Wednesday, June 28, 2006

Ayer me visitó una de las personas que me son más entrañables. Hicimos de todo, gozamos. Creo que si no hubiera venido hubiera perdido un poco de mi salud mental, quizá también la física, que de por sí no es muy buena. El cansancio, siempre el cansancio. Se fue sólo algunas horas antes de que comenzara a amanecer. Apagué las veladoras que nos alumbraban, y sólo quedó el monólogo en la oscuridad que antecede al sueño. Y a pesar de que todo fue extraodinario, esa voz me dijo que no era suficiente, que nunca sería suficiente. Dí tres vueltas en la cama, me levanté, prendí las luces que brindan la electricidad, ya que las velas quedaron rotas y la cera tallada en el polvo que pisaba.
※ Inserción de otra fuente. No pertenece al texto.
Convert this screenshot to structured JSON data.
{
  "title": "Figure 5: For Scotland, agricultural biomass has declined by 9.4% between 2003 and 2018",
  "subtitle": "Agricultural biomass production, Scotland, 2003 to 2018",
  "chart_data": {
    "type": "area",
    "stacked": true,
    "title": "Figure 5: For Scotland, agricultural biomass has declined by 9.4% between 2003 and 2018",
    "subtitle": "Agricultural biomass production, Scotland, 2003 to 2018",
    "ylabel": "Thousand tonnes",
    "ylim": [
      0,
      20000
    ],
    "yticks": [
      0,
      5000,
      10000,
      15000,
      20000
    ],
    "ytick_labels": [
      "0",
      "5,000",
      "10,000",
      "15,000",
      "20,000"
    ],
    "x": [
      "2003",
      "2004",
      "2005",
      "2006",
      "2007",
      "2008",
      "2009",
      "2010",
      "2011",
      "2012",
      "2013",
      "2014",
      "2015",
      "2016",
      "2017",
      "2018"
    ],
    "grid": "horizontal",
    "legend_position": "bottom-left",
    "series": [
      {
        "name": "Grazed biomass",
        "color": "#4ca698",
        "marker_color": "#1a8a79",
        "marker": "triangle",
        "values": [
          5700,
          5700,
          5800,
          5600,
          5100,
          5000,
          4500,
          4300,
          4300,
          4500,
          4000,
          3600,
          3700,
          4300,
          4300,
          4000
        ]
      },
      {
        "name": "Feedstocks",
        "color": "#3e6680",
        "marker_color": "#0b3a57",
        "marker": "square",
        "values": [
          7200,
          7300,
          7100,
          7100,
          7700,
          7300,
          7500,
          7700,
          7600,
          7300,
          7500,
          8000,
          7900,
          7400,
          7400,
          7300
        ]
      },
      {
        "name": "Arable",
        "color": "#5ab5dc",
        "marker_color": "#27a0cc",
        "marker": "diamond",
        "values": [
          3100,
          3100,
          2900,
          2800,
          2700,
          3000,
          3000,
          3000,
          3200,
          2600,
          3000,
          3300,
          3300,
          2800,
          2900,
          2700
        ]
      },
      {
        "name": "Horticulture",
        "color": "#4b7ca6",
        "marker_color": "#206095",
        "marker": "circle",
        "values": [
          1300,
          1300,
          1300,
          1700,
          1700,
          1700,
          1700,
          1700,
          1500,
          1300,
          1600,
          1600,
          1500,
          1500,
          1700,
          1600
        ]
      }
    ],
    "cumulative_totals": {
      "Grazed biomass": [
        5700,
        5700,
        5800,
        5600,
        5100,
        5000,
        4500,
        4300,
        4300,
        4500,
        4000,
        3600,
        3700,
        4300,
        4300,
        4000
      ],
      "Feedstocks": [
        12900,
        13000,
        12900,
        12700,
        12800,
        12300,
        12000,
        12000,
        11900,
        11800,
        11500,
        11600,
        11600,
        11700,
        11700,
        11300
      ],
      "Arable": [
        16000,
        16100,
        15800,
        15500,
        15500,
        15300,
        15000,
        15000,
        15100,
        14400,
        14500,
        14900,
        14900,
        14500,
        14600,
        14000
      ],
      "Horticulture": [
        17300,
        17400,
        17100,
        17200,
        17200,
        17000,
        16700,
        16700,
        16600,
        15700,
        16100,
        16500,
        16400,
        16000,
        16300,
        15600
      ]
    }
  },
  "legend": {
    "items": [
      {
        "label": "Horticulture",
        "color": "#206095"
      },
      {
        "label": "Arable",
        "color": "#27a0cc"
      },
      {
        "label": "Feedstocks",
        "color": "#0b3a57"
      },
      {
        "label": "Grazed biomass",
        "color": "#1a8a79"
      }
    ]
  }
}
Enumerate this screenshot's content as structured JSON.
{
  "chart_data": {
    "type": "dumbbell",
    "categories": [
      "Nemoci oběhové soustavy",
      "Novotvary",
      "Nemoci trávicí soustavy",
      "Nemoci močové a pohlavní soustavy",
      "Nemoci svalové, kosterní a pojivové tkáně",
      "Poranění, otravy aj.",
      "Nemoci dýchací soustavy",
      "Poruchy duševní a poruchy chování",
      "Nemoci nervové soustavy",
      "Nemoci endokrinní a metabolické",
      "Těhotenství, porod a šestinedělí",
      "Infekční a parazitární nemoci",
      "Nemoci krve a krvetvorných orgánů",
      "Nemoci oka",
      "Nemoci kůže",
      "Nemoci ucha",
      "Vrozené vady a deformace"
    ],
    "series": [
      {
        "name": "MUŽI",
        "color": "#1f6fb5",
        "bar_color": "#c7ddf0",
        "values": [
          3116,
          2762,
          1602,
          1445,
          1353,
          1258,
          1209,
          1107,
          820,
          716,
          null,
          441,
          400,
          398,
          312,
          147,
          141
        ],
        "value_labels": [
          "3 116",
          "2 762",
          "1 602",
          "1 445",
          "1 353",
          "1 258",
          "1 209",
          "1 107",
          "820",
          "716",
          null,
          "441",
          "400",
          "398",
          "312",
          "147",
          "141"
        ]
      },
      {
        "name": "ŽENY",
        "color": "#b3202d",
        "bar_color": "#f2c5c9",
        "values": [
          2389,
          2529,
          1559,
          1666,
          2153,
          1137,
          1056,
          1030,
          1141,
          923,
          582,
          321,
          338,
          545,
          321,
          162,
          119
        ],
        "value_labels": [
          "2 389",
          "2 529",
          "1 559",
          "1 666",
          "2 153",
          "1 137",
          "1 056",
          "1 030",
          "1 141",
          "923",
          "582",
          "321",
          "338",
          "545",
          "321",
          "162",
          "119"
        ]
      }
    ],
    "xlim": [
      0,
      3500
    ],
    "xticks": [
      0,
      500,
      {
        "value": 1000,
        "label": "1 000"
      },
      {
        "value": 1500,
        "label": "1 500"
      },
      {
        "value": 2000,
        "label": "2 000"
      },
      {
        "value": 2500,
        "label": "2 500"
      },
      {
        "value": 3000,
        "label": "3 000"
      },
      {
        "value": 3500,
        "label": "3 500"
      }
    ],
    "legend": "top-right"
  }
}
Me vi en el espejo y me desarreglé el cabello, cómo suelo hacerlo siempre que estoy frente al espejo, pero no cesaba el zumbido, a pesar de que la voz ya no tenía nada que decir, sólo mascullaba cada vez más rápido hasta convertirse en un único tono sin color alguno. Quise callarla no bajo el desvanecimiento natural que el cuerpo da a la conciencia, sino por medio de la conciencia misma, lo cuál me restó algunas horas de sueño. Abrí un libro, lo leí sin ni siquiera ver las letras de sus tapas, sólo se que eran de color ambar, y me sentí absorbido por sus palabras. Entonces ví el amanecer y la contemplación del mundo me brindó su sosiego secreto en el cuál pocos creen ya que le atribuyen su propia agitación.